La gentillesse n’est pas une faiblesse en soi, mais elle le devient quand elle est excessive.Elle est souvent perçue comme une vertu inébranlable, un pilier de la compassion et de l’humanité qui unit les individus et renforce les communautés. Pourtant, comme toute qualité, elle peut devenir une faille lorsqu’elle est exercée sans discernement ni limites. Cela dit, la gentillesse ne relève donc ni de la mollesse ni de l’impuissance, mais elle rend la personne vulnérable quand elle est sans limites. Débat.
Par : Hanaa Khachaba
Le problème ne vient pas de la gentillesse en soi. Il vient de ce que l’on y attache : la peur du conflit, le besoin d’être aimé, la volonté d’éviter les tensions. Par désir de bien faire, certaines personnes très gentilles développent une forme d’oubli de soi. Elles disent « oui » trop vite, elles prennent sur elles, elles pardonnent tout, elles justifient les comportements des autres — au point de s’épuiser.

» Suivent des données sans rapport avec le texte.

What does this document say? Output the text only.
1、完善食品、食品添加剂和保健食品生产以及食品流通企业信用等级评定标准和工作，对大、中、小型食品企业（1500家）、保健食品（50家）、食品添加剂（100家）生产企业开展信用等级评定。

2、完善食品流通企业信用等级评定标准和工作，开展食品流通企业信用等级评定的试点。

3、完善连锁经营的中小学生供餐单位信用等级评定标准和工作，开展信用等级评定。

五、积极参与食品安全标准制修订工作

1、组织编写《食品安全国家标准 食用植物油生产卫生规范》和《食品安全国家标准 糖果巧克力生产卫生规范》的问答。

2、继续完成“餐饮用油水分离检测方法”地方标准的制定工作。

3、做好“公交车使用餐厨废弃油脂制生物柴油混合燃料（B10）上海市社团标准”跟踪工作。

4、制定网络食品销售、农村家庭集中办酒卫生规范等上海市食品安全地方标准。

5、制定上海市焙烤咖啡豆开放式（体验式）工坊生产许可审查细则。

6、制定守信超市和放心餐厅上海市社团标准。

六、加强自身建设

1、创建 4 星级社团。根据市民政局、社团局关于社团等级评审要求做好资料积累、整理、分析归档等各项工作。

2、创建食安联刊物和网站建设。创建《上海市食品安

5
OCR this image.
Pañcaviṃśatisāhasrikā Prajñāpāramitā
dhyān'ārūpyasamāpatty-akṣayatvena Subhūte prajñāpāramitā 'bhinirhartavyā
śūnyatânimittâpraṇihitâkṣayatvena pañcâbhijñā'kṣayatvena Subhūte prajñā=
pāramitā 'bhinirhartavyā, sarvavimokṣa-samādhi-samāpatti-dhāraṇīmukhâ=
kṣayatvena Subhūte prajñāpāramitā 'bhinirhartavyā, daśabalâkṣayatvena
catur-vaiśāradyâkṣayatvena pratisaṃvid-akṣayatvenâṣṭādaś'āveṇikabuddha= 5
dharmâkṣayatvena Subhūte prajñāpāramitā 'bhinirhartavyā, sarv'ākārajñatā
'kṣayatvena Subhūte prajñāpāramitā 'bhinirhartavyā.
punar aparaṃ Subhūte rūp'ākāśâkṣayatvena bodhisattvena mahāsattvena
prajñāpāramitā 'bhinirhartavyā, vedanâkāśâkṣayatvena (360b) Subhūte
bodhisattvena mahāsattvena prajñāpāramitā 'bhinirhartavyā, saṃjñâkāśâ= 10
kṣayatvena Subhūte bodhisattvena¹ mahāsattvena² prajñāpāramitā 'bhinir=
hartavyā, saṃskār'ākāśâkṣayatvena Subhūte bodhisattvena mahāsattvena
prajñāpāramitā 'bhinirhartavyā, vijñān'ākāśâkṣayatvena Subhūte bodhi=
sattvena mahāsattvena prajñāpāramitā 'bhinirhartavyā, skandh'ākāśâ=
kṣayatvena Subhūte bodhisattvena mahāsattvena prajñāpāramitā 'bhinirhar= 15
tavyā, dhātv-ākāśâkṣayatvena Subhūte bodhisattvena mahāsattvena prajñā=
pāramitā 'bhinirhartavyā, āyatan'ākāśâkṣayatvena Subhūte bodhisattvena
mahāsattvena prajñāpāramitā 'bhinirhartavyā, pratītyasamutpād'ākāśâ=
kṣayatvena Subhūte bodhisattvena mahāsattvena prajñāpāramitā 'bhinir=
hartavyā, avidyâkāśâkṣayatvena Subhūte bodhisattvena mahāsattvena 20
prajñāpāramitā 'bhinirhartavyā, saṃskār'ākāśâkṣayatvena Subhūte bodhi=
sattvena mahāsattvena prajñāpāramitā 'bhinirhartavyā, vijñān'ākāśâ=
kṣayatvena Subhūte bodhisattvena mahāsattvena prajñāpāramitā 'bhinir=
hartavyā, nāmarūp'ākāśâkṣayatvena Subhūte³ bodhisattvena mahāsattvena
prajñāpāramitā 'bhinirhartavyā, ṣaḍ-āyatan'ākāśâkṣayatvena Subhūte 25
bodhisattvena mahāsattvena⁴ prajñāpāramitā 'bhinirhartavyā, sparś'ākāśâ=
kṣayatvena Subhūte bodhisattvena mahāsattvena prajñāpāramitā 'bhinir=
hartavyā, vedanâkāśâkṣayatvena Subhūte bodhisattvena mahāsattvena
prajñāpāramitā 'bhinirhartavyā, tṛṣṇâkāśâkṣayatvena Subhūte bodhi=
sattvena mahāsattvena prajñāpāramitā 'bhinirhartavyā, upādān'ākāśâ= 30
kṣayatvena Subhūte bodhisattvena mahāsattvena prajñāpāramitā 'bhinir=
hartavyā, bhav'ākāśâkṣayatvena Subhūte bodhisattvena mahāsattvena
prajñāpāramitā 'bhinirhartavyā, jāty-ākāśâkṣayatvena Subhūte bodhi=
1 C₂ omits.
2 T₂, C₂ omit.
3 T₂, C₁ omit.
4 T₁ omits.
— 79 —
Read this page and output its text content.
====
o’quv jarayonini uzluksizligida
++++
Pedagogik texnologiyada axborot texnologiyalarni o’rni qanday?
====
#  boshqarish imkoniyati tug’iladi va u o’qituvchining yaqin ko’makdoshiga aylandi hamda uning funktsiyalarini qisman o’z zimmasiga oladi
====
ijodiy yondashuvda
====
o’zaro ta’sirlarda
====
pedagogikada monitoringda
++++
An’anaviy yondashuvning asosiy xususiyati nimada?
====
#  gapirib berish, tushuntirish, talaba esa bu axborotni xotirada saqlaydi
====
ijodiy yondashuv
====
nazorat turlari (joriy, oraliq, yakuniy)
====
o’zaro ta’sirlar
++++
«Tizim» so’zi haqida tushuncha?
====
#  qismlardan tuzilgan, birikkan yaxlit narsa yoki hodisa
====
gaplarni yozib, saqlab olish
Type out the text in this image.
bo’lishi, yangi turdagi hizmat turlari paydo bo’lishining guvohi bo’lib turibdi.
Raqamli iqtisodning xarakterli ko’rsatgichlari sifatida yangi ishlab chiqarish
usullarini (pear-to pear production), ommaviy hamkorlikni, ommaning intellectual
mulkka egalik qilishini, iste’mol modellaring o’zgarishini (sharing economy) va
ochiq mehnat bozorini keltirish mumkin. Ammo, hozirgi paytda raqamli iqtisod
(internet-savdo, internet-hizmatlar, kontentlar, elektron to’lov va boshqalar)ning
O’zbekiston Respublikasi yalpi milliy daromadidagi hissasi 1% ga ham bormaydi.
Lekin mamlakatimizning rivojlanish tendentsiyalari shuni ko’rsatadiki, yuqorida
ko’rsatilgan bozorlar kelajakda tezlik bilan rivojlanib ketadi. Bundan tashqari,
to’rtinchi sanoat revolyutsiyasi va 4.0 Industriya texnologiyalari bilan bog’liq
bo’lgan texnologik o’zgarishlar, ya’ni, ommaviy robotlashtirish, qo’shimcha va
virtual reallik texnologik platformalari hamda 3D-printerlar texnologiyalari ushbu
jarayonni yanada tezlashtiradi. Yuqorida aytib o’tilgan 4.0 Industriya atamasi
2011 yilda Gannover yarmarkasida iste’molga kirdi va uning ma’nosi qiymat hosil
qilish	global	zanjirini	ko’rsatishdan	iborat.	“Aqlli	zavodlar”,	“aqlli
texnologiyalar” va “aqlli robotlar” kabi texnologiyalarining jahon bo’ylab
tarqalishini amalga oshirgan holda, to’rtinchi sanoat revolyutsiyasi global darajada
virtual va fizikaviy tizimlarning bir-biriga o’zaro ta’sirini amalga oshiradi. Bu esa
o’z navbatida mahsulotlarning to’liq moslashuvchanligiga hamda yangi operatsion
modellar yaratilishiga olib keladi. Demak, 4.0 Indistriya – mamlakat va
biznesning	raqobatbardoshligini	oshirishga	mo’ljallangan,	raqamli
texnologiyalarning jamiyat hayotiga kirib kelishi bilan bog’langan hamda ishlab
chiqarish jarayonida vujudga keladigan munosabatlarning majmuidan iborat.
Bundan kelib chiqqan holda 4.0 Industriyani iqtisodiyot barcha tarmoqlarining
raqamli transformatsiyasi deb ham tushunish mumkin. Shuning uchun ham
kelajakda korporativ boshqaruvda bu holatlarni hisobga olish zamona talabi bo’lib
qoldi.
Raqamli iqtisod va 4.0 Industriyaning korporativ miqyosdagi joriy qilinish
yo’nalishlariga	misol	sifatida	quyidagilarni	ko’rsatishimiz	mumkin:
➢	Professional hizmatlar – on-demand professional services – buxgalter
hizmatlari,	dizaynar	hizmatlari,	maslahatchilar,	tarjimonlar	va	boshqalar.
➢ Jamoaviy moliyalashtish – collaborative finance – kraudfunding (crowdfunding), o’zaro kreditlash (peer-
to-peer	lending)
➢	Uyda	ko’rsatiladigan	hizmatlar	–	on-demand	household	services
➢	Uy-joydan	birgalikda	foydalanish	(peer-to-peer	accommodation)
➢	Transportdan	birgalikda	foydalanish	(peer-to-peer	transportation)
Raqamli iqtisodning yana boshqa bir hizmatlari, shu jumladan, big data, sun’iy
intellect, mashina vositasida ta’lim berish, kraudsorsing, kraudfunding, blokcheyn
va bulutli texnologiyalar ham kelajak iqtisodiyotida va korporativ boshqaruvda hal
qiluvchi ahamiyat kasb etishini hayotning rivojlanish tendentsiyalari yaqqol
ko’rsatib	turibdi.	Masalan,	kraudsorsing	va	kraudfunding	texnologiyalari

Et dans ce déséquilibre, certains — pas tous, mais certains — prennent l’espace qu’on leur laisse. Ce n’est pas forcément par méchanceté. Parfois, c’est juste que l’autre s’adapte à ce qu’on lui permet. Si vous ne posez pas de limites, vous envoyez, sans le vouloir, le signal que tout est permis. Et alors, la gentillesse n’est plus perçue comme une qualité, mais comme une faille exploitable.
Etre gentil… mais avec boussole
Il ne s’agit donc pas de devenir dur, méfiant ou distant. Il s’agit d’apprendre à conjuguer gentillesse et affirmation de soi. Dire « non » sans se sentir coupable. Exprimer ses besoins sans craindre de déranger, défendre ses valeurs sans hausser le ton, se respecter, en somme, pour pouvoir respecter les autres pleinement, sont trois conseils incontournables.
Car poser des limites, ce n’est pas rejeter l’autre. C’est définir ce que vous acceptez. C’est protéger votre énergie, votre temps, votre dignité. Et ceux qui tiennent à vous ne vous aimeront pas moins pour cela. Au contraire, ils vous aimeront plus sincèrement, parce qu’ils sauront qu’ils ont affaire à quelqu’un qui sait aussi s’aimer lui-même.
Un monde qui valorise l’assurance, pas seulement la douceur
Le monde actuel valorise la performance, l’assurance, parfois même la domination. Dans ce cadre, la gentillesse peut apparaître comme un désavantage, notamment dans les environnements professionnels ou sociaux compétitifs. Mais cela ne veut pas dire qu’il faut s’endurcir ou se transformer.
Cela veut dire qu’il faut redéfinir la gentillesse comme une posture intérieure forte, et non comme une attitude passive. Être gentil, ce n’est pas fuir l’affrontement, c’est choisir une autre voie : celle du respect réciproque, du dialogue, de la fermeté calme.
Se traiter soi-même avec la même douceur que l’on offre aux autres
On parle souvent de « gentillesse envers les autres ». On parle moins de gentillesse envers soi-même. Or, les deux vont de pair. Vous pouvez aider les autres, mais pas au point de vous oublier. Vous pouvez être à l’écoute, mais pas jusqu’à étouffer vos propres besoins. Se traiter avec bienveillance, c’est aussi savoir s’arrêter, dire non, ou se protéger.
Bref, être gentil, ce n’est pas être faible. C’est être humain. Mais la gentillesse ne doit pas devenir une monnaie qu’on distribue sans retour, ni une façade qui cache un abandon de soi.

La clé est là : ne renoncez pas à votre gentillesse. Renoncez seulement à l’idée que vous devez tout accepter pour la conserver. Car ce n’est pas en devenant dur qu’on est respecté, c’est en étant entier. Et parfois, la plus grande marque de gentillesse que l’on peut offrir au monde, c’est d’apprendre à se faire respecter, pour mieux respecter l’autre.